Dual Antiplatelet Therapy in NSTEMI: Aspirin and Clopidogrel
Yes, patients with NSTEMI should receive both aspirin and clopidogrel together as dual antiplatelet therapy (DAPT), initiated as soon as possible after presentation and continued for at least 12 months. This combination is a Class I, Level A recommendation from the ACC/AHA guidelines and is explicitly indicated in the FDA label for clopidogrel 1, 2, 3.
Immediate Administration Protocol
Both medications should be started simultaneously upon NSTEMI diagnosis:
- Aspirin: Administer 162-325 mg of non-enteric-coated, chewable aspirin immediately, followed by 75-100 mg daily maintenance dose 1, 2, 4
- Clopidogrel: Give a 300-600 mg loading dose (600 mg preferred for faster platelet inhibition), followed by 75 mg daily 1, 2, 4
The FDA label explicitly states that "clopidogrel tablets should be administered in conjunction with aspirin" for patients with non-ST-elevation ACS 3. This is not optional—it is the standard of care.
Evidence Supporting Combination Therapy
The recommendation for dual antiplatelet therapy is based on robust clinical trial evidence:
- The CURE trial demonstrated that adding clopidogrel to aspirin in NSTEMI patients significantly reduced the combined endpoint of death, non-fatal MI, and stroke compared to aspirin alone 1
- Real-world registry data from 4,290 NSTEMI patients showed that aspirin plus clopidogrel reduced one-year mortality (15.6% vs 28.1%) and major adverse cardiac events compared to aspirin alone, with an adjusted odds ratio of 0.69 (95% CI: 0.64-0.74) 5
- The ACC/AHA guidelines upgraded clopidogrel to a Class I recommendation specifically because of its proven benefit when added to aspirin 1
Management Strategy Considerations
The timing and approach differ slightly based on your planned strategy:
For Early Invasive Strategy (catheterization planned):
- Start both aspirin and clopidogrel immediately upon presentation 1, 2
- The 600 mg clopidogrel loading dose provides more rapid and reliable platelet inhibition than 300 mg 1, 2, 4
- GP IIb/IIIa inhibitors may be added as a third agent at the time of PCI if needed 1
For Conservative Strategy (no immediate catheterization):
- Start both aspirin and clopidogrel as soon as the NSTEMI diagnosis is established 1, 2
- Continue DAPT for at least 1 month (Level A evidence) and ideally up to 12 months (Level B evidence) 1
Duration of Therapy
Continue dual antiplatelet therapy for at least 12 months unless bleeding risk outweighs benefit 1, 2, 6. The ACC/AHA guidelines provide Level A evidence for at least 1 month of therapy and Level B evidence for extending to 9-12 months 1.
Critical Pitfalls to Avoid
Do not withhold clopidogrel due to concerns about future CABG unless surgery is imminent within 5-7 days 1. The guidelines explicitly state that the benefit of preventing ischemic events during the waiting period outweighs the bleeding risk in most cases 1.

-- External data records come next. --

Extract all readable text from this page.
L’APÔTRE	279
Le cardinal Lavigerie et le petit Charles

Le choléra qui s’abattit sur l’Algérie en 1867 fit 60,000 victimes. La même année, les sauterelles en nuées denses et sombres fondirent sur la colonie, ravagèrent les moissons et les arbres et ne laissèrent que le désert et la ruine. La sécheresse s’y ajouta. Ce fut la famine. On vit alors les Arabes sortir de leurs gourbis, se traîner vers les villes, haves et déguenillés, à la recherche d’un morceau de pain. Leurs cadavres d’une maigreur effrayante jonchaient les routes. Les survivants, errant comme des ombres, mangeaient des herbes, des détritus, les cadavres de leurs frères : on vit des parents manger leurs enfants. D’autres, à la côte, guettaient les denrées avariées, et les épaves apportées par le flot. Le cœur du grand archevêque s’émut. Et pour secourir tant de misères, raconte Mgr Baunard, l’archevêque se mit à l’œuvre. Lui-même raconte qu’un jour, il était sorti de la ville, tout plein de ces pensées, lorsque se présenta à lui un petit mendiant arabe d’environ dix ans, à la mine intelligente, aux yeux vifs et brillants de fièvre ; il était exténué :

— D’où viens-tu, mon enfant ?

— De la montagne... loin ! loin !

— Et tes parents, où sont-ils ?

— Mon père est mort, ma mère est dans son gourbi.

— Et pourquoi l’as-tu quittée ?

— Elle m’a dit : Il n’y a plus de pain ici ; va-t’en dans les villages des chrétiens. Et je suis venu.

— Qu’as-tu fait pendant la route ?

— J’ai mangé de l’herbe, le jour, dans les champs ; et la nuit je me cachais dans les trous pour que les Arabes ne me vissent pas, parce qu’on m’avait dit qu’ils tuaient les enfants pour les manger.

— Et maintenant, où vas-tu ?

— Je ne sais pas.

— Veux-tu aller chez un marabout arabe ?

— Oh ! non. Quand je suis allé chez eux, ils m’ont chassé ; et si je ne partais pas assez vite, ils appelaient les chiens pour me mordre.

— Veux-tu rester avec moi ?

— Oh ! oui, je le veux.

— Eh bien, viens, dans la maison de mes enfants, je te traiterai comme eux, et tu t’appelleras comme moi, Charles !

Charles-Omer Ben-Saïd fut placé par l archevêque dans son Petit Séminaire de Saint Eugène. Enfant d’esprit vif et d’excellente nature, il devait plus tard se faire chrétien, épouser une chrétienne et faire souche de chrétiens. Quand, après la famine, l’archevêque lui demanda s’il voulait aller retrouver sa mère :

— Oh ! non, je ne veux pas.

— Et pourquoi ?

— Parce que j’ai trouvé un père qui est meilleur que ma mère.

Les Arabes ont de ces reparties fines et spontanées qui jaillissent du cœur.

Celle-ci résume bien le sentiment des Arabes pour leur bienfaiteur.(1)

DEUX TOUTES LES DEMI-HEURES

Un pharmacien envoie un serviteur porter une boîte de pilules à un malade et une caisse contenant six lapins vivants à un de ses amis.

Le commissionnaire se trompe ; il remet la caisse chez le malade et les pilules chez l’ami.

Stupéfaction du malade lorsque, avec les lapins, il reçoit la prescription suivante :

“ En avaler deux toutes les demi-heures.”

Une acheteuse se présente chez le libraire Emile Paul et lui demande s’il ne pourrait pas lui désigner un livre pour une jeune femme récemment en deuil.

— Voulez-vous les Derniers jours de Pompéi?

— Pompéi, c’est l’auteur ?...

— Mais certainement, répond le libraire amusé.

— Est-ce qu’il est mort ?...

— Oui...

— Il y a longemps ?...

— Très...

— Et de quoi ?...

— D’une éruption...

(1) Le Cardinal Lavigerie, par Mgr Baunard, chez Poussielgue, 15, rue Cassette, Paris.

If CABG becomes necessary, discontinue clopidogrel 5-7 days before elective surgery 1. However, this should not prevent you from starting it initially, as most NSTEMI patients will not require urgent CABG 1.
Monitor for bleeding complications, as the combination increases bleeding risk compared to aspirin alone (5.4% vs 3.3% in-hospital major bleeding) 5. However, this risk is acceptable given the substantial reduction in ischemic events 5, 7.
Special Considerations
Patients with aspirin hypersensitivity or major GI intolerance should receive clopidogrel alone as a Class I recommendation 1. In these cases, clopidogrel serves as the sole antiplatelet agent rather than being withheld entirely 1.
Consider adding proton-pump inhibitors to reduce GI bleeding risk when using DAPT, though avoid omeprazole or esomeprazole as they significantly reduce clopidogrel's antiplatelet activity through CYP2C19 inhibition 1, 3.
Be aware of CYP2C19 poor metabolizers who form less active metabolite and have reduced platelet inhibition with clopidogrel 3. Consider alternative P2Y12 inhibitors (ticagrelor or prasugrel) in these patients if identified 2, 3.